Need some help to accelerate data retrieval in training pipeline

Hi y’all. I’m trying to implement a time-series prediction model, and my current implementation was highly input-bounded. To be more specific, what I want sorta resembles

keras.utils.timeseries_dataset_from_array

However, I need to design a custom index retrieval process, i.e., only a subset of indices are valid, and I could only sample data pairs like (X[i-seq_len+1:i], y[i]) for all i in valid indices. Plus, I find this implementation too slow, resulting the majority part of time spent on retrieving (iterating) data. So I need a more efficient implementation.

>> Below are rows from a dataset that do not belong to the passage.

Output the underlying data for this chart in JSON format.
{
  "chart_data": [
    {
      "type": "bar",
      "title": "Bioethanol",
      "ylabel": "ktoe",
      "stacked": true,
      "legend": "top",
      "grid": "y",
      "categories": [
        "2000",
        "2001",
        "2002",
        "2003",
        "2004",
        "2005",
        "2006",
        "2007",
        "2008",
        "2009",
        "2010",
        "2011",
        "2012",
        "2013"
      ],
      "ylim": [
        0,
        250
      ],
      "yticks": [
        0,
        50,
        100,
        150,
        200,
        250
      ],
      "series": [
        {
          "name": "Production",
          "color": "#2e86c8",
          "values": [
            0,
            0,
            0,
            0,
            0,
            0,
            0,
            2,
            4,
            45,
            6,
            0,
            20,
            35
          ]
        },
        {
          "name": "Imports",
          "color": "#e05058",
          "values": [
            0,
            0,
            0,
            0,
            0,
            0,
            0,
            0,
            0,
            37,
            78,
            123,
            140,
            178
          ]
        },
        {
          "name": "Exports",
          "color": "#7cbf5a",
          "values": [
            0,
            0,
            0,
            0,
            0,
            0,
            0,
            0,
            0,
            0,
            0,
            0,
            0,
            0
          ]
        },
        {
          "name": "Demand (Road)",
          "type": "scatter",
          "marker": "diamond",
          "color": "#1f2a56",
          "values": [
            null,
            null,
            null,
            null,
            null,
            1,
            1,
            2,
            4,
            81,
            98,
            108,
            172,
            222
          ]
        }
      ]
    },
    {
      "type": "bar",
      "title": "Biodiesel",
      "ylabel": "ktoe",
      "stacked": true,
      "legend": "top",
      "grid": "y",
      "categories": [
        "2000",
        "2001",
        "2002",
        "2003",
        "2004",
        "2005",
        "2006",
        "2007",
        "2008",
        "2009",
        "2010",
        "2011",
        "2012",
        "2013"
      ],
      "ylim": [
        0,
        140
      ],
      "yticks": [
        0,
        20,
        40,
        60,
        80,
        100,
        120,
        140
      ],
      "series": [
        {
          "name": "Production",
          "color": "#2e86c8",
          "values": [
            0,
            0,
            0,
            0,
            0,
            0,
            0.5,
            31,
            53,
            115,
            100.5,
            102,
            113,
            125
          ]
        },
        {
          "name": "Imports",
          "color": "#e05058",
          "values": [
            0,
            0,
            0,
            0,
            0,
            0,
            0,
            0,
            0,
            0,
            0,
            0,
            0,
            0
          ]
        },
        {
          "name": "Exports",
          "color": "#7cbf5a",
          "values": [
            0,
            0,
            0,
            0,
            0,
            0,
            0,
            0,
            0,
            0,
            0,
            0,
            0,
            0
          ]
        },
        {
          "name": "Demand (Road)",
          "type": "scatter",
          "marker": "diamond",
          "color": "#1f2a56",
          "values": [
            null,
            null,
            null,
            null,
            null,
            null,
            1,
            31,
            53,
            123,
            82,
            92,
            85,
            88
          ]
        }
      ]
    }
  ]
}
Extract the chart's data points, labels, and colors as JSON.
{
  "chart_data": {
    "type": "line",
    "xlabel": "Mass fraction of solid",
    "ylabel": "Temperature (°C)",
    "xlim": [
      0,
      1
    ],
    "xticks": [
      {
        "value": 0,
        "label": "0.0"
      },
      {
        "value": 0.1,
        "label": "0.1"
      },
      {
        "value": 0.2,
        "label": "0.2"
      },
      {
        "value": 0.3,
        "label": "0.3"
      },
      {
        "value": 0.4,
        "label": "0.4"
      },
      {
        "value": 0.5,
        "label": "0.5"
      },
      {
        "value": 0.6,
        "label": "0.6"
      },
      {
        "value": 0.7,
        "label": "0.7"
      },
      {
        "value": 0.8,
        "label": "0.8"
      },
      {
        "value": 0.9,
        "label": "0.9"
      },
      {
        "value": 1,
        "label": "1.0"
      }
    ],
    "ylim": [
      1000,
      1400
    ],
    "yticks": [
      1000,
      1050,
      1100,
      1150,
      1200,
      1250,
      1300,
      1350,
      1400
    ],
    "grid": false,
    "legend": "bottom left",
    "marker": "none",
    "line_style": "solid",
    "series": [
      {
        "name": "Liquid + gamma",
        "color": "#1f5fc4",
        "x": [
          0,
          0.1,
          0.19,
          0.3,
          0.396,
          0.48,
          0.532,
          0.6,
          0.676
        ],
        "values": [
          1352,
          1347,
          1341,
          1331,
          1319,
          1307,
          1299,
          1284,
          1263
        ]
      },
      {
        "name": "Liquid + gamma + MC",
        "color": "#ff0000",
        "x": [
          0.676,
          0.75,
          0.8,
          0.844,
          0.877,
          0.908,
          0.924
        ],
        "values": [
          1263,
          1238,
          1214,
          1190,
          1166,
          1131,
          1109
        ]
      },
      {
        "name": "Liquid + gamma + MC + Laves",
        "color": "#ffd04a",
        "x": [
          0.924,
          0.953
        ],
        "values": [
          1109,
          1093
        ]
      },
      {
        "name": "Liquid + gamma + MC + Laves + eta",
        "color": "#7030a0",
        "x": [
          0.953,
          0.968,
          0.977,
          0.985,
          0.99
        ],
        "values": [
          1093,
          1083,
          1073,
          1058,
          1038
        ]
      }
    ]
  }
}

Therefore, I leveraged tf.data.Dataset.interleave API to my dataset, and got a decent performance improve immediately. However, when I watched trace viewer from Tensorflow Profiler, I noticed that there were only 5 threads in tf_data_private_threadpool.

Moreover, I tried the following tricks:

tf.config.threading.set_inter_op_parallelism_threads(16)
tf.config.threading.set_intra_op_parallelism_threads(16)
options = tf.data.Options()
options.threading.private_threadpool_size = NUM_PARALLELS
train_dataset = train_dataset.with_options(options)

but nothing became better.

Moreover, here is the step time of my current implementation:

Imgur

and here is the result of trace viewer:

Imgur

It seems that there are only 5 threads responsible for generating data. However, the throughput of interleave process is set to be 16 (which also equals NUM_PARALLELS in the above code).

I don’t know how to increase the number of threads. I’ve tried to set some parameters, but nothing has changed.

Could anyone help me to increase the parallelism of tf.data pipeline?

However, the throughput of interleave process is set to be 16 (which also equals NUM_PARALLELS in the above code).

So in your call to interleave, you specified num_parallel_calls=NUM_PARALLELS?